I’m almost back at the top when I hear Tats. She is in the basement. I lean down and look through the banister railings. She’s coming out of a room off of the rec room. She sees me and smiles, totally ignoring Jeremy standing at the bottom of the stairs.

“Ready to go, Janna?” She has the weirdest smile on her face.

“You guys want a ride?” Jeremy asks. “I need to pick up something.”

“We’re going home,” I say.

“It’s far from here, so don’t bother,” Tats says, not looking at Jeremy but talking to him.

“It’s not a problem,” Jeremy says.

Tats turns to him. “We don’t need a ride!”

“It’s okay, a ride would get us there faster,” I say quickly, smiling at Jeremy. “Thanks.”

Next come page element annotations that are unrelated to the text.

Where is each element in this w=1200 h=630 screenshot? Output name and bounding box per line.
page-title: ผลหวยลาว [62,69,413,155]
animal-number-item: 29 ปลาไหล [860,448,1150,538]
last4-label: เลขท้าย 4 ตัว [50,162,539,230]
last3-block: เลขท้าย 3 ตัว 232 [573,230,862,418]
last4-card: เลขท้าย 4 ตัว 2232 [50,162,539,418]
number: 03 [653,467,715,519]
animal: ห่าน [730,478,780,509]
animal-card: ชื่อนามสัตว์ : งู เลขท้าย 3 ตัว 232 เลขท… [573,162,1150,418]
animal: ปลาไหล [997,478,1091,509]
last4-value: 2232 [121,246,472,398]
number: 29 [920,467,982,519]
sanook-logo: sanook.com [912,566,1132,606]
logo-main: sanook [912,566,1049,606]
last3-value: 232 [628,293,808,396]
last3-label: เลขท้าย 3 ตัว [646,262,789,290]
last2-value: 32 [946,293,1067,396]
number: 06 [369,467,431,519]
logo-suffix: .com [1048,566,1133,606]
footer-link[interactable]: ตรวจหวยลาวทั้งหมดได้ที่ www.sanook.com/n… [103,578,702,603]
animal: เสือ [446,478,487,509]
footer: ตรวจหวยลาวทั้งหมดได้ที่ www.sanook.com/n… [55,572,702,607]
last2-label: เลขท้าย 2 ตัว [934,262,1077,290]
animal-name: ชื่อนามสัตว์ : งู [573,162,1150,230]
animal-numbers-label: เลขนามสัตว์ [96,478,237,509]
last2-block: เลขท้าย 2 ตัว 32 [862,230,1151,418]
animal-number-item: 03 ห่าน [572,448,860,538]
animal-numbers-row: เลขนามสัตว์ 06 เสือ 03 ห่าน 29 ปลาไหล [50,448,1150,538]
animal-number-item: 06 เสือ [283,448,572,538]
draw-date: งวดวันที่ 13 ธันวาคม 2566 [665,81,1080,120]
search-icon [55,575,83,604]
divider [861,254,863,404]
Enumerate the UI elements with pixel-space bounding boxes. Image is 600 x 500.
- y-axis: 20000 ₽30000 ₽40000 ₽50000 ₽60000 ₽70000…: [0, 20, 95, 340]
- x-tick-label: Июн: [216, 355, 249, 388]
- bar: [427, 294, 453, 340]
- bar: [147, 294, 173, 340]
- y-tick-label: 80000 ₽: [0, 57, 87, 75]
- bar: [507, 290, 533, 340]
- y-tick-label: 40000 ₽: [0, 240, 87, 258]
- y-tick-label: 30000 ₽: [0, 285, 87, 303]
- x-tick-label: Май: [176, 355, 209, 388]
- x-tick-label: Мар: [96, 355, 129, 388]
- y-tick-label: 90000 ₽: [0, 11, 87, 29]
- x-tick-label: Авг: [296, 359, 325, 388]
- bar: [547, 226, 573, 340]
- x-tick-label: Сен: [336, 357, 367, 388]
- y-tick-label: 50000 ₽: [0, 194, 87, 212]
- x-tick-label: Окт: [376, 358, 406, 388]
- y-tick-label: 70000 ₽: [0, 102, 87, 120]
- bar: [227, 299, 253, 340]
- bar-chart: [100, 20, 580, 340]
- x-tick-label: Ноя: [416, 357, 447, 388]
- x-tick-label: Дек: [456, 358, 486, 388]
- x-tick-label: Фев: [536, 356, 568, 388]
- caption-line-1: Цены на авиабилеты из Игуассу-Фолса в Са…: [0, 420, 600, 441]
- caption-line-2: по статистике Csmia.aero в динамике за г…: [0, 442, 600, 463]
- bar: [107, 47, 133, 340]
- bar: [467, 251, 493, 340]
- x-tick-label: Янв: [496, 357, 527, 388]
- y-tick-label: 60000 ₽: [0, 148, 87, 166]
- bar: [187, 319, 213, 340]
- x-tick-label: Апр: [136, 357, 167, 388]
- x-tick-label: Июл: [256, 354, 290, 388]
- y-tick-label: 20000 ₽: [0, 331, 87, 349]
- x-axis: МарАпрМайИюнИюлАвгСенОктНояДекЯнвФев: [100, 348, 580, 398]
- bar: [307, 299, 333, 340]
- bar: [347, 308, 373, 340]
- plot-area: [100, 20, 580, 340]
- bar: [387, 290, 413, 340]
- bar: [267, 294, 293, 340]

“Fine.” Tats goes by and we follow behind.

? ? ?

The ride is silent, with Tats and me in the back like we’re being chauffeured.

Finally, I whisper, “I don’t think he knew. Jeremy didn’t know. He’s clueless in this whole thing. He had nothing to do with it.”

“I don’t believe that,” Tats says out loud. “How could he not know his friend was a douche bag?”

I don’t say anything. Neither does Jeremy. He probably thinks we’re having a private conversation.

“Tats, why’d you go to the basement with them?”

“To make a deal.” She’s looking out of the window.

“What’re you talking about?”

“Janna.” She turns to me. “We can’t go to the roof anymore. Access denied.”

I think about that. “Did they tell on us? Lauren and them? How’d they know?”

“Now they know.” She pulls the Espa?a key chain out of her shorts. There’s no key dangling from it. “They’ve got the key. I gave it to them.”

“Tats,” I say, uncomprehending. “For what? Matt?”

She laughs and whispers, “Was he there? I didn’t even notice.”

“Tats?”

“For you, Janna. They’re going to leave you alone. They’re going to leave my friend alone.”

She turns to me, her eyes glistening. They make me lean over and give her a hug so I can hide my own eyes.